If Munster were offered a lifeline and the chance to regroup during the recess, they were incapable of taking it. Leinster took complete ownership of the third quarter, scored the all-important first try from the excellent Jack Conan off one of their minutely choreographed close in drives that are becoming impossible to defend. They never looked back.
The surprise was that it only took one try to finish the job but having the facility to spring the likes of Johnny Sexton, Tadhg Furlong, Ed Byrne, Ryan Baird, and Jamison Gibson-Park, all of whom featured in Ireland’s Six Nations campaign, meant Leinster were only getting stronger as the game progressed.
Remember Leinster were also without a quartet of outstanding young international forwards in James Ryan, Caelan Doris, Will Connors, and Dan Leavy due to injury. Consider an alternative back row made up of that latter three.
Then again they would do well to match the utter dominance enjoyed by the rampant trio of Conan, Rhys Ruddock, and Josh van Der Flier on Saturday. Very few clubs in Europe have a depth chart as deep as that. Bear in mind also, they are all homegrown talents.
That depth was the key to this final. To have any chance of competing, Johann van Graan felt he had no option but to start all of Ireland’s front liners whereas Cullen knew he could afford to mix and match.
Rewarding the likes of match day captain Luke McGrath, Devin Toner on the day he became Leinster’s most capped player of all time, Kearney, Scott Fardy, Rory O’Loughlin, James Tracy, and Ross Moloney with key roles only served to make it a real squad effort.
By way of contrast, CJ Stander looked drained after what for him must have proved a highly emotional last week in international camp. Tadhg Beirne, majestic for Ireland over the last two months, looked as if he was running on fumes while Peter O’Mahony was short on game time.

In the circumstances, it was no coincidence that Gavin Coombes, the only uncapped player to start the final, was by some distance Munster’s best performer. Working off mere scraps of possession, Munster struggled at half-back. After so long out of the game, perhaps too much was expected of Joey Carbery but, having to play on the back foot for the entire match did his cause no favours.

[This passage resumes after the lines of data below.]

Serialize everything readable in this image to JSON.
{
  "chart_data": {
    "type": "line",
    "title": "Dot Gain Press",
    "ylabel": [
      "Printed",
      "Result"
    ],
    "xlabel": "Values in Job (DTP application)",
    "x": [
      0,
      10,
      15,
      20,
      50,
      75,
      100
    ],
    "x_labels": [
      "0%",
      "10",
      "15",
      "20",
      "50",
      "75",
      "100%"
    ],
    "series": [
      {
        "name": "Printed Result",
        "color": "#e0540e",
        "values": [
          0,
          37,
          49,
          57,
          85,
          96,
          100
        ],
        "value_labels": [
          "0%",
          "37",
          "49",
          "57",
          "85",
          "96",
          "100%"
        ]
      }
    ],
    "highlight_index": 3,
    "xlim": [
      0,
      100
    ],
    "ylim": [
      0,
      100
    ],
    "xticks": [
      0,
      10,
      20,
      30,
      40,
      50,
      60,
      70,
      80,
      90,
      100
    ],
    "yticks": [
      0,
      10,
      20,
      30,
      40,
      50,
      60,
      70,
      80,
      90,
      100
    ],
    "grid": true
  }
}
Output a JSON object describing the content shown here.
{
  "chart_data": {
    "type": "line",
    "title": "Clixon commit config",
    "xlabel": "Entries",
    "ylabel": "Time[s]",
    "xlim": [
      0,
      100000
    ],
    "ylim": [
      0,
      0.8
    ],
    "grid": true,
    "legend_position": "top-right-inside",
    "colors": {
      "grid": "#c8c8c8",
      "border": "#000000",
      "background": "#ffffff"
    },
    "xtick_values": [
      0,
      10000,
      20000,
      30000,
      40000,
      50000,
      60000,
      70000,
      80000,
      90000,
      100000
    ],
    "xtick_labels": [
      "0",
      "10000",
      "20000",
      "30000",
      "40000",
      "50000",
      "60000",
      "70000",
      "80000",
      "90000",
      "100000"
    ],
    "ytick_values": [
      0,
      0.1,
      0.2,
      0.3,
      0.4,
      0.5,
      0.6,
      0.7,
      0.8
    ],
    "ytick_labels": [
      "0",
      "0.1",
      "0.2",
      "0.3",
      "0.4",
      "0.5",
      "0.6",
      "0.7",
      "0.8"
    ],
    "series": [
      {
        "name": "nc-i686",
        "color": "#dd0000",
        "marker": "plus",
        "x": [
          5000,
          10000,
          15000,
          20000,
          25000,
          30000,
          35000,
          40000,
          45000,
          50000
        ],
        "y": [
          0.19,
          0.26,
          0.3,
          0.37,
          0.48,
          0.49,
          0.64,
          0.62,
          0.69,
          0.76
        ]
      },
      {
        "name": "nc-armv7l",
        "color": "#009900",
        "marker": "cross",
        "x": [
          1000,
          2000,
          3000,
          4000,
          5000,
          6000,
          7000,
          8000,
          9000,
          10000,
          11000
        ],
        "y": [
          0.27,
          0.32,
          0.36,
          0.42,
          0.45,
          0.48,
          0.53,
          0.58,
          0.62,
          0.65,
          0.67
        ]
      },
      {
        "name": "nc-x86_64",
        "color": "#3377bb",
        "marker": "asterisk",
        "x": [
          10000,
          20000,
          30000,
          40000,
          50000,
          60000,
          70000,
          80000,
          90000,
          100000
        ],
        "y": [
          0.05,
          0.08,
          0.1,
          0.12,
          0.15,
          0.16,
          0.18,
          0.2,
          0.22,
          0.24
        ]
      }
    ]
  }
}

Leinster rock on with another trophy under their belt. Right now it looks as if the only threat to their domestic crown will come from the new South African cohort. Their arrival can’t come soon enough as this league is badly in need of a competitive injection.

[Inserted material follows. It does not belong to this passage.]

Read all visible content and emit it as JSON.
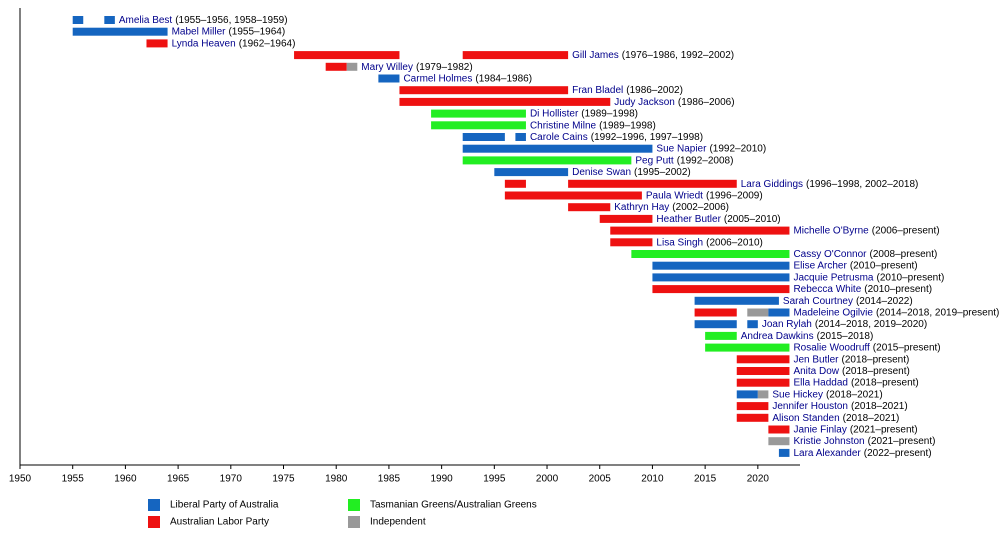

No doubt Cullen will adjust his starting troops for the Heineken Champions Cup challenge posed by Toulon on Friday night as Leinster chase even more glory on the European front.
For Munster, Van Graan doesn’t have anything like the same scope in selection and with high flying Toulouse next up on Saturday, a lot of thought will have to go into Munster’s approach this week.
Otherwise, apart from chasing a superfluous crock of gold at the end of a hastily arranged Rainbow Cup, Munster’s season could be all but over.